Microarray technology utilizes nucleic acid hybridization
techniques and computing technology to evaluate the mRNA expression
profile of thousands of genes within a single experiment. (see,
e.g., WO 01/75166 published Oct. 11, 2001; (see, for example, U.S.
Pat. No. 5,700,637, U.S. Pat. No. 5,445,934, and U.S. Pat. No.
5,807,522, Lockart, Nature Biotechnology, 14:1675-1680 (1996);
Cheung, V. G. et al., Nature Genetics 21(Suppl):15-19 (1999) for a
discussion of array fabrication). DNA microarrays are miniature
arrays containing gene fragments that are either synthesized
directly onto or spotted onto glass or other substrates. Thousands
of genes are usually represented in a single array. A typical
microarray experiment involves the following steps: 1) preparation
of fluorescently labeled target from RNA isolated from the sample,
2) hybridization of the labeled target to the microarray, 3)
washing, staining, and scanning of the array, 4) analysis of the
scanned image and 5) generation of gene expression profiles.

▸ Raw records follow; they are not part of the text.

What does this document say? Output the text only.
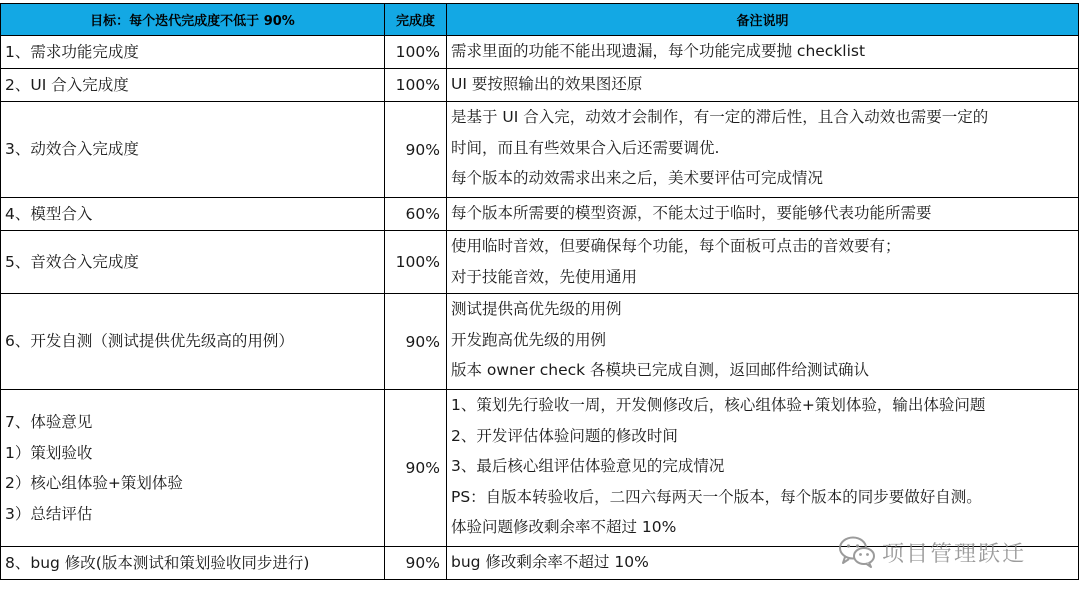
目标：每个迭代完成度不低于 90%	完成度	备注说明

1、需求功能完成度	100%	需求里面的功能不能出现遗漏，每个功能完成要抛 checklist

2、UI 合入完成度	100%	UI 要按照输出的效果图还原

3、动效合入完成度	90%	是基于 UI 合入完，动效才会制作，有一定的滞后性，且合入动效也需要一定的
时间，而且有些效果合入后还需要调优.
每个版本的动效需求出来之后，美术要评估可完成情况

4、模型合入	60%	每个版本所需要的模型资源，不能太过于临时，要能够代表功能所需要

5、音效合入完成度	100%	使用临时音效，但要确保每个功能，每个面板可点击的音效要有；
对于技能音效，先使用通用

6、开发自测（测试提供优先级高的用例）	90%	测试提供高优先级的用例
开发跑高优先级的用例
版本 owner check 各模块已完成自测，返回邮件给测试确认

7、体验意见
1）策划验收
2）核心组体验+策划体验
3）总结评估	90%	1、策划先行验收一周，开发侧修改后，核心组体验+策划体验，输出体验问题
2、开发评估体验问题的修改时间
3、最后核心组评估体验意见的完成情况
PS：自版本转验收后，二四六每两天一个版本，每个版本的同步要做好自测。
体验问题修改剩余率不超过 10%

8、bug 修改(版本测试和策划验收同步进行)	90%	bug 修改剩余率不超过 10%	项目管理跃迁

Currently two main types of DNA microarrays are being used:
oligonucleotide (usually 25 to 70 mers) arrays and gene expression
arrays containing PCR products prepared from cDNAs. In forming an
array, oligonucleotides can be either prefabricated and spotted to
the surface or directly synthesized on to the surface (in
situ).
[0245] The Affymetrix GeneChip.RTM. system is a commercially
available microarray system which comprises arrays fabricated by
direct synthesis of oligonucleotides on a glass surface. Probe/Gene
Arrays: Oligonucleotides, usually 25 mers, are directly synthesized
onto a glass wafer by a combination of semiconductor-based
photolithography and solid phase chemical synthesis technologies.
Each array contains up to 400,000 different oligos and each oligo
is present in millions of copies. Since oligonucleotide probes are
synthesized in known locations on the array, the hybridization
patterns and signal intensities can be interpreted in terms of gene
identity and relative expression levels by the Affymetrix
Microarray Suite software. Each gene is represented on the array by
a series of different oligonucleotide probes. Each probe pair
consists of a perfect match oligonucleotide and a mismatch
oligonucleotide. The perfect match probe has a sequence exactly
complimentary to the particular gene and thus measures the
expression of the gene. The mismatch probe differs from the perfect
match probe by a single base substitution at the center base
position, disturbing the binding of the target gene transcript.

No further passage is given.